Sparkling Tintilla Blush with some Granita Syrup from the Two Fat Blokes and a day in the freezer made the welcoming Cocktail at our end of Harvest Hawaiian night. We have a long tradition of making sparkling wines in the Hunter, starting with the experiments of James King of Illawang. In 1850 he was awarded the Horticultural Society of Sydney’s Gold medal for his “light sparkling “ from the 1844 vintage.
More significantly he was invited to have his sparkling wine on the table of Emperor Napoleon III at the closing ceremony of the famous Paris Exhibition of 1855. The Paris jury reported the wine had “a bouquet, body and flavor equal to the finest champagnes”. Interestingly the muselet (wire basket) used to prevent the cork blowing out of a champagne bottle was not invented till 1844 by Aldolphe Jaqueson and the rise of champagne as a popular wine style was a 19th century phenomenon. So in a sense we are quite contemporary with the development of sparkling wine due to Kings endeavors.
As a Scotsman with no viticultural experience, he from the outset in 1832, had experimented and tried to discover the best methods of planting, training and pruning his vines, he sought the most suitable soils and selected those vines that seemed to thrive in the Hunter environment. He “selected vines that bore abundantly every year and brought their fruit to the greatest perfection” He also developed skills in wine making and blending as well as “mellowing” or ageing his wines. The Semillon grape did well in his hands and also the Pinot Noir!
It is said he spared no pains to obtain high quality- limiting his cropping levels to two thousand gallons from about five acres of grapes as he felt larger crops would produce inferior wines. He was typical of many early settlers, full of enthusiasm and energy, not afraid to take on new ideas and happy to share his experiences. He wrote numerous pamphlets and books including “Australia may be an Extensive Wine-growing Country” published in Edinburgh 1857.
Recognizing that they had little experience in growing and producing wine the early pioneers formed the Hunter River Vineyard Association in 1847 as a means of exchanging ideas and experiences. James King was a driving force behind the HRVA which insisted every member be a “cultivator of the vine and bona fide maker of wine” and that “members are to communicate any knowledge on viticulture by letter to the secretary”.

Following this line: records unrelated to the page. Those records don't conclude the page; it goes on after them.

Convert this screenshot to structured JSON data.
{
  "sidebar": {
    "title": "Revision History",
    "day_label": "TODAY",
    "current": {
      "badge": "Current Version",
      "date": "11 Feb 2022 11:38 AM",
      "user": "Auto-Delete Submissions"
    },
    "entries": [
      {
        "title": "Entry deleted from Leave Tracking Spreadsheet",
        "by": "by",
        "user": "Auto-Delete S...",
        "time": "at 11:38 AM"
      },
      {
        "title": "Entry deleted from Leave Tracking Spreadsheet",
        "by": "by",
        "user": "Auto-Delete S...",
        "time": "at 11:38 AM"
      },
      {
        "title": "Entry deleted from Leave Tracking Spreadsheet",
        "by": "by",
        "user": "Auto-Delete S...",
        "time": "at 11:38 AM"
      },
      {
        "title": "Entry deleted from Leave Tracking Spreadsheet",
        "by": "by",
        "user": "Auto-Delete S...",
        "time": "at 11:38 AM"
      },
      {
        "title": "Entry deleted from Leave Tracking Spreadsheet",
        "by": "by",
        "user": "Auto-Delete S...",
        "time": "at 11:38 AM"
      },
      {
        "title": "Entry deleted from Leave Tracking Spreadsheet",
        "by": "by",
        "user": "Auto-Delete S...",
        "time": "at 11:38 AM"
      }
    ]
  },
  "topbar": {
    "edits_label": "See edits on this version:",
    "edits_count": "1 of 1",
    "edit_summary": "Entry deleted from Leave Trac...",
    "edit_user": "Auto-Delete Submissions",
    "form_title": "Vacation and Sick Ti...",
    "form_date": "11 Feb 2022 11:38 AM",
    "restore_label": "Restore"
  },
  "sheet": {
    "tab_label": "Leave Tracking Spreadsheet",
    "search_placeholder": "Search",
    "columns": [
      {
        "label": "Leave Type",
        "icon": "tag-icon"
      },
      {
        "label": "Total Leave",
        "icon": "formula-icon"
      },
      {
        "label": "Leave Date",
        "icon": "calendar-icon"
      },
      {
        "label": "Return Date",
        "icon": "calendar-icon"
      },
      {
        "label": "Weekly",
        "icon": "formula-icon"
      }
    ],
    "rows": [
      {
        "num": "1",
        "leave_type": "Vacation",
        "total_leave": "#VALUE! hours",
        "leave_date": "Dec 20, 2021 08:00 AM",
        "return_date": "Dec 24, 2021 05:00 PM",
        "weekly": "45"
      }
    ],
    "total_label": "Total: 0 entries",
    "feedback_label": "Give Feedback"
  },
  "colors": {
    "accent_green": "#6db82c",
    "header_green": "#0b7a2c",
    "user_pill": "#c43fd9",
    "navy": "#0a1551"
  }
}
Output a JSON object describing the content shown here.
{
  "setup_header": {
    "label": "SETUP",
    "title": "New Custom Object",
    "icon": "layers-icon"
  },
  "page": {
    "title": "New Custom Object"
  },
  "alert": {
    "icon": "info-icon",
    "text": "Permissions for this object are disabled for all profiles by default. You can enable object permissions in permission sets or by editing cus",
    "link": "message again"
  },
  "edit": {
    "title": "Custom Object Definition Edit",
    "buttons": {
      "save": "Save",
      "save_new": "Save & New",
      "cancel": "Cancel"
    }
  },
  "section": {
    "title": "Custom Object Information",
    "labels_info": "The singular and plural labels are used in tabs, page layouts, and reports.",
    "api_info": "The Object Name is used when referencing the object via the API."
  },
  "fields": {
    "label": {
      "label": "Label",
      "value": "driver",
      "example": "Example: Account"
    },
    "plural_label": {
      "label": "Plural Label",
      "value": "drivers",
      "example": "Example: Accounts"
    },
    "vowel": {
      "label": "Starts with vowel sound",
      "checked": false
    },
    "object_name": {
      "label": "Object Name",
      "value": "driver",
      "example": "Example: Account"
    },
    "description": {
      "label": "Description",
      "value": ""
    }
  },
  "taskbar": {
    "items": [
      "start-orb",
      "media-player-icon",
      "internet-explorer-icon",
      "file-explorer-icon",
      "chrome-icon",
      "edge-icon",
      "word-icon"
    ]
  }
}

At their half yearly meetings “Each member is to give 8 bottles of wine or more of his vineyard, to be packed in a box with locks and hinges, key to be given to the secretary with a statement of the vineyard, age of vine, variety, implements used, age of wine and quality” Reading this makes me feel good that the wine tasting groups I belong to are not so demanding but the tradition of comparative tastings remains central to driving quality I believe.